Wednesday, October 6, 2010

It's In The Bag

My husband has been carrying the same briefcase to work since Noah disembarked. To call it a briefcase is actually inaccurate - it's more what would happen if a briefcase and a duffel bag decided to mate. There's nothing wrong with it, if you discount the fact that for a while now, he's had to pin parts of it back together lest the entire thing explode all over the bus he takes to work.

He asked me to help him buy a new bag, and honestly, I don't know why he did that at all. I'll explain.

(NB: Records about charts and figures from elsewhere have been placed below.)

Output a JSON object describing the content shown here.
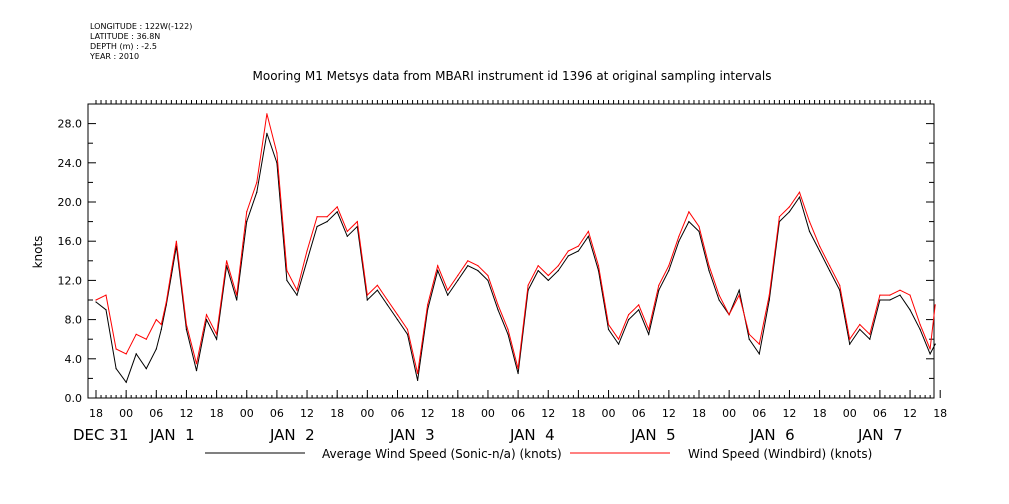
{
  "header": {
    "longitude": "LONGITUDE : 122W(-122)",
    "latitude": "LATITUDE : 36.8N",
    "depth": "DEPTH (m) : -2.5",
    "year": "YEAR : 2010"
  },
  "colors": {
    "sonic": "#000000",
    "windbird": "#ff0000",
    "axis": "#000000"
  },
  "chart_data": {
    "type": "line",
    "title": "Mooring M1 Metsys data from MBARI instrument id 1396 at original sampling intervals",
    "xlabel": "",
    "ylabel": "knots",
    "ylim": [
      0,
      30
    ],
    "xlim_hours_from_start": [
      0,
      168
    ],
    "grid": false,
    "legend_placement": "bottom",
    "y_ticks": [
      "0.0",
      "4.0",
      "8.0",
      "12.0",
      "16.0",
      "20.0",
      "24.0",
      "28.0"
    ],
    "x_hour_ticks": [
      "18",
      "00",
      "06",
      "12",
      "18",
      "00",
      "06",
      "12",
      "18",
      "00",
      "06",
      "12",
      "18",
      "00",
      "06",
      "12",
      "18",
      "00",
      "06",
      "12",
      "18",
      "00",
      "06",
      "12",
      "18",
      "00",
      "06",
      "12",
      "18"
    ],
    "x_day_labels": [
      "DEC 31",
      "JAN  1",
      "JAN  2",
      "JAN  3",
      "JAN  4",
      "JAN  5",
      "JAN  6",
      "JAN  7"
    ],
    "series": [
      {
        "name": "Average Wind Speed (Sonic-n/a) (knots)",
        "color": "#000000",
        "x": [
          0,
          2,
          4,
          6,
          8,
          10,
          12,
          13,
          14,
          15,
          16,
          18,
          20,
          22,
          24,
          26,
          28,
          30,
          32,
          34,
          36,
          38,
          40,
          42,
          44,
          46,
          48,
          50,
          52,
          54,
          56,
          58,
          60,
          62,
          64,
          66,
          68,
          70,
          72,
          74,
          76,
          78,
          80,
          82,
          84,
          86,
          88,
          90,
          92,
          94,
          96,
          98,
          100,
          102,
          104,
          106,
          108,
          110,
          112,
          114,
          116,
          118,
          120,
          122,
          124,
          126,
          128,
          130,
          132,
          134,
          136,
          138,
          140,
          142,
          144,
          146,
          148,
          150,
          152,
          154,
          156,
          158,
          160,
          162,
          164,
          166,
          167
        ],
        "y": [
          9.8,
          9.0,
          3.0,
          1.6,
          4.5,
          3.0,
          5.0,
          7.0,
          9.5,
          12.5,
          15.5,
          7.0,
          2.8,
          8.0,
          6.0,
          13.5,
          10.0,
          18.0,
          21.0,
          27.0,
          24.0,
          12.0,
          10.5,
          14.0,
          17.5,
          18.0,
          19.0,
          16.5,
          17.5,
          10.0,
          11.0,
          9.5,
          8.0,
          6.5,
          1.8,
          9.0,
          13.0,
          10.5,
          12.0,
          13.5,
          13.0,
          12.0,
          9.0,
          6.5,
          2.5,
          11.0,
          13.0,
          12.0,
          13.0,
          14.5,
          15.0,
          16.5,
          13.0,
          7.0,
          5.5,
          8.0,
          9.0,
          6.5,
          11.0,
          13.0,
          16.0,
          18.0,
          17.0,
          13.0,
          10.0,
          8.5,
          11.0,
          6.0,
          4.5,
          10.0,
          18.0,
          19.0,
          20.5,
          17.0,
          15.0,
          13.0,
          11.0,
          5.5,
          7.0,
          6.0,
          10.0,
          10.0,
          10.5,
          9.0,
          7.0,
          4.5,
          5.5
        ]
      },
      {
        "name": "Wind Speed (Windbird) (knots)",
        "color": "#ff0000",
        "x": [
          0,
          2,
          4,
          6,
          8,
          10,
          12,
          13,
          14,
          15,
          16,
          18,
          20,
          22,
          24,
          26,
          28,
          30,
          32,
          34,
          36,
          38,
          40,
          42,
          44,
          46,
          48,
          50,
          52,
          54,
          56,
          58,
          60,
          62,
          64,
          66,
          68,
          70,
          72,
          74,
          76,
          78,
          80,
          82,
          84,
          86,
          88,
          90,
          92,
          94,
          96,
          98,
          100,
          102,
          104,
          106,
          108,
          110,
          112,
          114,
          116,
          118,
          120,
          122,
          124,
          126,
          128,
          130,
          132,
          134,
          136,
          138,
          140,
          142,
          144,
          146,
          148,
          150,
          152,
          154,
          156,
          158,
          160,
          162,
          164,
          166,
          167
        ],
        "y": [
          10.0,
          10.5,
          5.0,
          4.5,
          6.5,
          6.0,
          8.0,
          7.5,
          9.8,
          13.0,
          16.0,
          7.5,
          3.5,
          8.5,
          6.5,
          14.0,
          10.5,
          19.0,
          22.0,
          29.0,
          25.0,
          13.0,
          11.0,
          15.0,
          18.5,
          18.5,
          19.5,
          17.0,
          18.0,
          10.5,
          11.5,
          10.0,
          8.5,
          7.0,
          2.5,
          9.5,
          13.5,
          11.0,
          12.5,
          14.0,
          13.5,
          12.5,
          9.5,
          7.0,
          3.0,
          11.5,
          13.5,
          12.5,
          13.5,
          15.0,
          15.5,
          17.0,
          13.5,
          7.5,
          6.0,
          8.5,
          9.5,
          7.0,
          11.5,
          13.5,
          16.5,
          19.0,
          17.5,
          13.5,
          10.5,
          8.5,
          10.5,
          6.5,
          5.5,
          10.5,
          18.5,
          19.5,
          21.0,
          18.0,
          15.5,
          13.5,
          11.5,
          6.0,
          7.5,
          6.5,
          10.5,
          10.5,
          11.0,
          10.5,
          7.5,
          5.0,
          9.5
        ]
      }
    ]
  }
}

My husband (and his parents before him) are poster children for reverse elitism. The very presence of a high end label on an item earns his immediate disdain. Should another person be able to ballpark your financial status based on anything you own, you are trite and showy. These are people who come from people who darned socks, back when people actually darned socks, and would still be darning socks if any of the socks manufactured today were worth the effort of darning. The point is not to appear impoverished, it's to appear neutral. Bland. Unnoticeable. Stand in the back of the room in your Land's End khakis and do not call attention to yourself, please.

Then there is me.

There is not a label I do not adore. My parents tended to shun labels, too, for entirely different reasons, chief of which was my mother's mantra of not making rich people richer. Why buy a concert ticket? That singer is already rich enough. Why wear some woman's name on your butt? She's rich enough. No need to make rich people even richer, ever, despite my being pretty sure that someone was made more financially stable by our Sears Toughskins purchases, so the entire point was moot.

This upbringing (you know, the one in which I suffered because my parents insisted if I wanted Jordache jeans enough, I'd work to buy them myself. Whatev) caused me to look upon a designer label the way some women might gaze at their children. The highlight of my shopping life will occur when, one day, I am the owner of what I consider to be one of the holy grails of labels: a Chanel suit. With the weighted chain in the hem. Tailored by some fussy woman with a measuring tape around her neck. It will be beige, I think, and I will have nowhere to wear it, but it will hang in my closet, glorious, magnificent, labeled.

So when my husband asked my opinion on briefcases, I do not for the life of me understand why he would think the word Samsonite would ever trip across my tongue. Or JCPenney. Or, heaven forbid, Target (where I spend as much money as anyone else on reasonably priced items that I use to accent the thrift store designer labels I buy. I do live in reality).  No, I immediately polled a bunch of men until I unearthed what was considered to be one of the best labels in luggage, ever, ever ever, and I went out and bought that.

Yeah, so, the best label in luggage, ever, did not think to put a handle on their briefcase. It sat in the corner of our bedroom, while the duct taped duffel briefcase hybrid went off to work each morning. After a couple of weeks I asked why.

"It doesn't have a handle, what's up with that?" He wanted me to send it back. He wanted me, a bona fide label addict, to pick up that beautiful bag (well, it's rather plain, but the label inside? Is gorgeous) and send it back. Admit defeat. I couldn't do it. I haughtily informed my husband that I would carry the bag myself, thankyouverymuch, and me and my ultra cushioned laptop would enjoy it immensely. So there.

For about a week I floated into work with the bag on my shoulder, label side out, naturally, so pleased with my designer briefcase and the way it knocked against my designer handbag that my head could barely fit through the doorway. And then, well, the second week, the aura wore off, because...

...it doesn't have a handle.

It has a shoulder strap, which is great, but entirely inconvenient. I didn't realize the lack of handle would mean so much. I definitely need another bag altogether. And as soon as I muster up two ounces of humility, I will explain to my husband why I am selling the handle free designer bag on eBay and going out shopping for something more practical.

Which still won't be a Samsonite. I mean, work with me here.